Quantum mechanical calculations for material modeling using Kohn-Sham density functional theory (DFT) involve the solution of a nonlinear eigenvalue problem for N smallest eigenvector-eigenvalue pairs, with N proportional to the number of electrons in the material system. These calculations are computationally demanding and have asymptotic cubic scaling complexity with the number of electrons. Large-scale matrix eigenvalue problems arising from the discretization of the Kohn-Sham DFT equations employing a systematically convergent basis traditionally rely on iterative orthogonal projection methods, which are shown to be computationally efficient and scalable on massively parallel computing architectures. However, as the size of the material system increases, these methods are known to incur dominant computational costs through the Rayleigh-Ritz projection step of the discretized Kohn-Sham Hamiltonian matrix and the subsequent subspace diagonalization of the projected matrix.
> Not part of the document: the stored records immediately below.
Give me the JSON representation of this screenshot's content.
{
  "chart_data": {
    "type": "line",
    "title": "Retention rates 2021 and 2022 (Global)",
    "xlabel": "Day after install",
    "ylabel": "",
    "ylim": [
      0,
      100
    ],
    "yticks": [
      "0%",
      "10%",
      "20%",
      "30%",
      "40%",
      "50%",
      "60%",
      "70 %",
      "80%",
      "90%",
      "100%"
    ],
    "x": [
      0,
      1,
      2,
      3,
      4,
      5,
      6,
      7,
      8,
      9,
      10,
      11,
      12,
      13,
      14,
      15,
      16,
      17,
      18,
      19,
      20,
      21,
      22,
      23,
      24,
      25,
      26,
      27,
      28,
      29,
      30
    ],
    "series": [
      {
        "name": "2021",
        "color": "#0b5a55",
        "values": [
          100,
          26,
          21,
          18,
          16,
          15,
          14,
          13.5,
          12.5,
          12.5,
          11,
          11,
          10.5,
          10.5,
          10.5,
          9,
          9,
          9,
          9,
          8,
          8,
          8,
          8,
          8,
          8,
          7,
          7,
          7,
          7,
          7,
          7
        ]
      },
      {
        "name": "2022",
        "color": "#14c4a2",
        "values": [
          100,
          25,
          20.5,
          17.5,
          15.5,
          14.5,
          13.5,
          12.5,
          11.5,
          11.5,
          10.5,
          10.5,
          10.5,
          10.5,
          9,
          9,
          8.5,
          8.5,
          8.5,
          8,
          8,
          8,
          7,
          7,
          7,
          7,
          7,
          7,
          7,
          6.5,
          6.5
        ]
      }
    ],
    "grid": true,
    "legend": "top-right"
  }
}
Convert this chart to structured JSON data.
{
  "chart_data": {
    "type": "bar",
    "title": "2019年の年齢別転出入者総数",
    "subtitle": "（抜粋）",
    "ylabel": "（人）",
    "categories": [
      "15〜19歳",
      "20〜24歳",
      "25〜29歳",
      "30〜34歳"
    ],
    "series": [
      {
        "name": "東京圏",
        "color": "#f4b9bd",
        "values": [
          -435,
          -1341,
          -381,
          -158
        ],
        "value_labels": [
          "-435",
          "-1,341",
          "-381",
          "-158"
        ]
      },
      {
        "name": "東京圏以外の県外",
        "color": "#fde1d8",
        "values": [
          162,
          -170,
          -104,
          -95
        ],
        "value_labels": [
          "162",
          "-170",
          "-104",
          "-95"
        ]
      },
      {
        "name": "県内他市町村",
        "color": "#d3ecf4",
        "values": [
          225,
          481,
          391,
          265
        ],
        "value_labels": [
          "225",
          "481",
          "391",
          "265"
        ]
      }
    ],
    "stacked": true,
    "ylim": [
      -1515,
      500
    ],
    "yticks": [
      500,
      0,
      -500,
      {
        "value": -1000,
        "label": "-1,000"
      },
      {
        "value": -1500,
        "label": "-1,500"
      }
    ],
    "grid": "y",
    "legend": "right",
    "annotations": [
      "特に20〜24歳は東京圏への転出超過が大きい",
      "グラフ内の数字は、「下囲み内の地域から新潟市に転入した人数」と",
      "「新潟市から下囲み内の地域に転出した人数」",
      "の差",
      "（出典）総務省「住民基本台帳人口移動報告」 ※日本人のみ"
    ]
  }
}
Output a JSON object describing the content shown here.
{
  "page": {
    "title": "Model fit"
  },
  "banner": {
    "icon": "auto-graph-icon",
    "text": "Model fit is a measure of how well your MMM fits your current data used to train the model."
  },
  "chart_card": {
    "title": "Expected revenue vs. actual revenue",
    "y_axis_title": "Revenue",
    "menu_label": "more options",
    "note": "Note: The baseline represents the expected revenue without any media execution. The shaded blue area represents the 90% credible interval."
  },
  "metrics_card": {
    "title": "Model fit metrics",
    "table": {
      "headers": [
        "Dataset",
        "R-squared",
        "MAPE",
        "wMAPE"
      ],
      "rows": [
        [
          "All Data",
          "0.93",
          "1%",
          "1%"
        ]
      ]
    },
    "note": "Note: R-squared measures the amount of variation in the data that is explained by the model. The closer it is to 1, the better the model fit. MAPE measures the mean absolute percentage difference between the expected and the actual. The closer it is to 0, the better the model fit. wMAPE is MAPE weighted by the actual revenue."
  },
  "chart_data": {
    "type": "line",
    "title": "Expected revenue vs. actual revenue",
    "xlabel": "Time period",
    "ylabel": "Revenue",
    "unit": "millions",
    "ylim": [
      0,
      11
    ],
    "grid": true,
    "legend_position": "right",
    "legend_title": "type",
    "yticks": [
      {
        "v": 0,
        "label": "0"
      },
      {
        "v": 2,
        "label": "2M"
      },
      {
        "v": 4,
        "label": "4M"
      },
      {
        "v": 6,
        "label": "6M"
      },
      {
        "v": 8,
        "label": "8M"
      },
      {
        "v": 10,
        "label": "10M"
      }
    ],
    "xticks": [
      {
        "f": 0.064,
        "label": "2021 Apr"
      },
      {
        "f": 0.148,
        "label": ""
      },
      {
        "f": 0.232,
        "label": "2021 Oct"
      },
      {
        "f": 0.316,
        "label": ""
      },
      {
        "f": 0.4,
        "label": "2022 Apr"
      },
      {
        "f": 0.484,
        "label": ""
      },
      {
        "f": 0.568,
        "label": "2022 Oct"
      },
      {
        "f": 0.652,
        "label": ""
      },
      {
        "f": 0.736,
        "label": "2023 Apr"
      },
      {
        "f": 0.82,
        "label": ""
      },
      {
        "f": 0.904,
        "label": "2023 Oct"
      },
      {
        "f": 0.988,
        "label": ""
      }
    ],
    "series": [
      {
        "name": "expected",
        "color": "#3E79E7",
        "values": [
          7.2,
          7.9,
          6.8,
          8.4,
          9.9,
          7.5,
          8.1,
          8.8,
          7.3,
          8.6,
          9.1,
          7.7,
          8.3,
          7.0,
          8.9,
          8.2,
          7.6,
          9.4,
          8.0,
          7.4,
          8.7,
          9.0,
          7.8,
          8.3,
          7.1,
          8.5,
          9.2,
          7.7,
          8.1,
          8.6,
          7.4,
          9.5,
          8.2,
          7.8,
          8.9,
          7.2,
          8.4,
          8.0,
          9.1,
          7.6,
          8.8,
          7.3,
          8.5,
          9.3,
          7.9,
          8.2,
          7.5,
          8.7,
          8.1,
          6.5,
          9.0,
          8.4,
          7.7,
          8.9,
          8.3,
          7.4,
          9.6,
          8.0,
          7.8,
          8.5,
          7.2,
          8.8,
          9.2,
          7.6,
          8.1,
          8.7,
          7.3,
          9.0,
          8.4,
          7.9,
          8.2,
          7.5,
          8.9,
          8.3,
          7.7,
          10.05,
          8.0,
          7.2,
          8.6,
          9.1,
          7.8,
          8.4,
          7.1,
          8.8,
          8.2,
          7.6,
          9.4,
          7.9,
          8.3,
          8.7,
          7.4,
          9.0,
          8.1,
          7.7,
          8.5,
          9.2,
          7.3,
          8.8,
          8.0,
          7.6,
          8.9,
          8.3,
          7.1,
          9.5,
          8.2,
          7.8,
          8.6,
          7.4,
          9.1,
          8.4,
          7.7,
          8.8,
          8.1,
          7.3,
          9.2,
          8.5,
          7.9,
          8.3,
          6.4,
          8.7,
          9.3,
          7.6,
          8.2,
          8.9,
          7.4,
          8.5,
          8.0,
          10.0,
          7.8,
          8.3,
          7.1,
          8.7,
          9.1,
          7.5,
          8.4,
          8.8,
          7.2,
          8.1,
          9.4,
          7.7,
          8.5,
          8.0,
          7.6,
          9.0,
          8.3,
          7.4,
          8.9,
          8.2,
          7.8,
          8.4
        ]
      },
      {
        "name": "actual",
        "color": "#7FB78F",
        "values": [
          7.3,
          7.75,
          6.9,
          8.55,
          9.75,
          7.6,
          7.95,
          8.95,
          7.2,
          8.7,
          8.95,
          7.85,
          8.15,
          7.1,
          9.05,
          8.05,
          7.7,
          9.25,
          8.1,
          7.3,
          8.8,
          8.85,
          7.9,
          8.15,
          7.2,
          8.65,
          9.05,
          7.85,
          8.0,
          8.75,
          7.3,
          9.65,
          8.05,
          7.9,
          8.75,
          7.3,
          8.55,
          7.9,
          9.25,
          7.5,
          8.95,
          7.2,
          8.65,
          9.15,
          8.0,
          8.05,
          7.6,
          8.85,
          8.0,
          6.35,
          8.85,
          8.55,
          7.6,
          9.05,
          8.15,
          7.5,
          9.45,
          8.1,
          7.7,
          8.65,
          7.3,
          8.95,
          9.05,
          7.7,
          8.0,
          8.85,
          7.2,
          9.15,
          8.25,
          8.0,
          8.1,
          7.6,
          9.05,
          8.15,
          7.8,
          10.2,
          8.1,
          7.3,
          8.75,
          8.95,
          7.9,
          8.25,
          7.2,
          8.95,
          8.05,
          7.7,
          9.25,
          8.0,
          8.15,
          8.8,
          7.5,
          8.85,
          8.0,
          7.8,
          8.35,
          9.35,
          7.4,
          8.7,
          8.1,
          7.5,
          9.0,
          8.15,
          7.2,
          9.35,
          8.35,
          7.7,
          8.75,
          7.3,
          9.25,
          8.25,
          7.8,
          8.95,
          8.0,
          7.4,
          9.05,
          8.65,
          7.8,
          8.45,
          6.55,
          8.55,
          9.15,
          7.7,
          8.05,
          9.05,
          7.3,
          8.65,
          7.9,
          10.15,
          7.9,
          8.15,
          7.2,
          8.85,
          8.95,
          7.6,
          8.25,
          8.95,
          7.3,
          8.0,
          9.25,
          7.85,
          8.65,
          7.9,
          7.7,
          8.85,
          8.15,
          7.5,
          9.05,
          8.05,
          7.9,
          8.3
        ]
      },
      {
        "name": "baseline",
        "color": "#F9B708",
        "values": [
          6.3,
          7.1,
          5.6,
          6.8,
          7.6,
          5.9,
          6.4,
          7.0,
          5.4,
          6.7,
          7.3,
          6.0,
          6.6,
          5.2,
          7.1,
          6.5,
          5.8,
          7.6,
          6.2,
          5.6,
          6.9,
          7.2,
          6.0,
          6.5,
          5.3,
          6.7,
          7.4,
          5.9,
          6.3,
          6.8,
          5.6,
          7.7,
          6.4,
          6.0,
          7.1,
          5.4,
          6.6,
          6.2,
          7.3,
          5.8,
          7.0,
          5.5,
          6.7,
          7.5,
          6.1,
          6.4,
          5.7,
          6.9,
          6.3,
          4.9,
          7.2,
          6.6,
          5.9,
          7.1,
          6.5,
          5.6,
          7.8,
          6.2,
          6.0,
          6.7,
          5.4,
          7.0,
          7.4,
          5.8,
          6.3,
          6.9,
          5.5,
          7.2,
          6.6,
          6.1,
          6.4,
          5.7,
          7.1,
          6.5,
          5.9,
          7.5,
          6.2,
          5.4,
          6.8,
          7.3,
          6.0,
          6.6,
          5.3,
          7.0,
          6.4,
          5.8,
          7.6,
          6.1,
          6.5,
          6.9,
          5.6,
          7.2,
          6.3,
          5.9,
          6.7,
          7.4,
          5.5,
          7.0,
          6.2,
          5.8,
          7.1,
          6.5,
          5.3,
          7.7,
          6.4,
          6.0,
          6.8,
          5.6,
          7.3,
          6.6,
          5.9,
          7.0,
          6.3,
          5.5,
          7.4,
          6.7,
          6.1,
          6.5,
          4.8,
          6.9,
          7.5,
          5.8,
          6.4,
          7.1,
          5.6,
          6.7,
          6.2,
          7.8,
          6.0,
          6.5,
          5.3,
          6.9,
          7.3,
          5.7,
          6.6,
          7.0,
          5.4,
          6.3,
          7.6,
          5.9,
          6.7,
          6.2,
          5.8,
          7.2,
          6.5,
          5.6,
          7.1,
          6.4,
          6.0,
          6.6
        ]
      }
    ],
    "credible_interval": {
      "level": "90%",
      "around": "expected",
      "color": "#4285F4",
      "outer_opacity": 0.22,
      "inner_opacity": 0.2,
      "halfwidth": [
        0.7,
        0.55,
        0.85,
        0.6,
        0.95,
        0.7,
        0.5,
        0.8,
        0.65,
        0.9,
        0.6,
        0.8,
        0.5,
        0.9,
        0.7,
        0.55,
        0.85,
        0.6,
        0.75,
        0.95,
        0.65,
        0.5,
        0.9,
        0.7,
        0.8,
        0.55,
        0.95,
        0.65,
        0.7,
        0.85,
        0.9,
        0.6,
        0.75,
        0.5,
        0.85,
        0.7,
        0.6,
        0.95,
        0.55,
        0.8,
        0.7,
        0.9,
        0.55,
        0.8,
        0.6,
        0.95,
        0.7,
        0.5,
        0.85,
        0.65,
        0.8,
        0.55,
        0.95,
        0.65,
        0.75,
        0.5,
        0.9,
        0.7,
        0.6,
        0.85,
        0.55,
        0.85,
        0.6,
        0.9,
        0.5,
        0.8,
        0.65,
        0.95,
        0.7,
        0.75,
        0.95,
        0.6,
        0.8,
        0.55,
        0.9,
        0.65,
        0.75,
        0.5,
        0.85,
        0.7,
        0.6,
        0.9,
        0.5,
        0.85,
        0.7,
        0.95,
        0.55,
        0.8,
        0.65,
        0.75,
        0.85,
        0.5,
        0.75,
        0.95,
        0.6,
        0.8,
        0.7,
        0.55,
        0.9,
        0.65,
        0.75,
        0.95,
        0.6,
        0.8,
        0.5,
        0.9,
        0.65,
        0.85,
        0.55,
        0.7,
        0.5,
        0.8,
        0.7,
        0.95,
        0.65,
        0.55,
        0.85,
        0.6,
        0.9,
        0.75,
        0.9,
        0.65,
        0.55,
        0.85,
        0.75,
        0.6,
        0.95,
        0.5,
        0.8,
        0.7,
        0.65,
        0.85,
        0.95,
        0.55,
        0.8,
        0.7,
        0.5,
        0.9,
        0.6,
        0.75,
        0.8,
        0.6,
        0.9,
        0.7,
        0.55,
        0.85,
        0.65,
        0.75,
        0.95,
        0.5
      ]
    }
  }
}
This work explores the potential of polynomial expansion approaches based on recursive Fermi-operator expansion as an alternative to the subspace diagonalization of the projected Hamiltonian matrix to reduce the computational cost. Subsequently, we perform a detailed comparison of various recursive polynomial expansion approaches to the traditional approach of explicit diagonalization on both multi-node central processing unit and graphics processing unit architectures and assess their relative performance in terms of accuracy, computational efficiency, scaling behavior, and energy efficiency.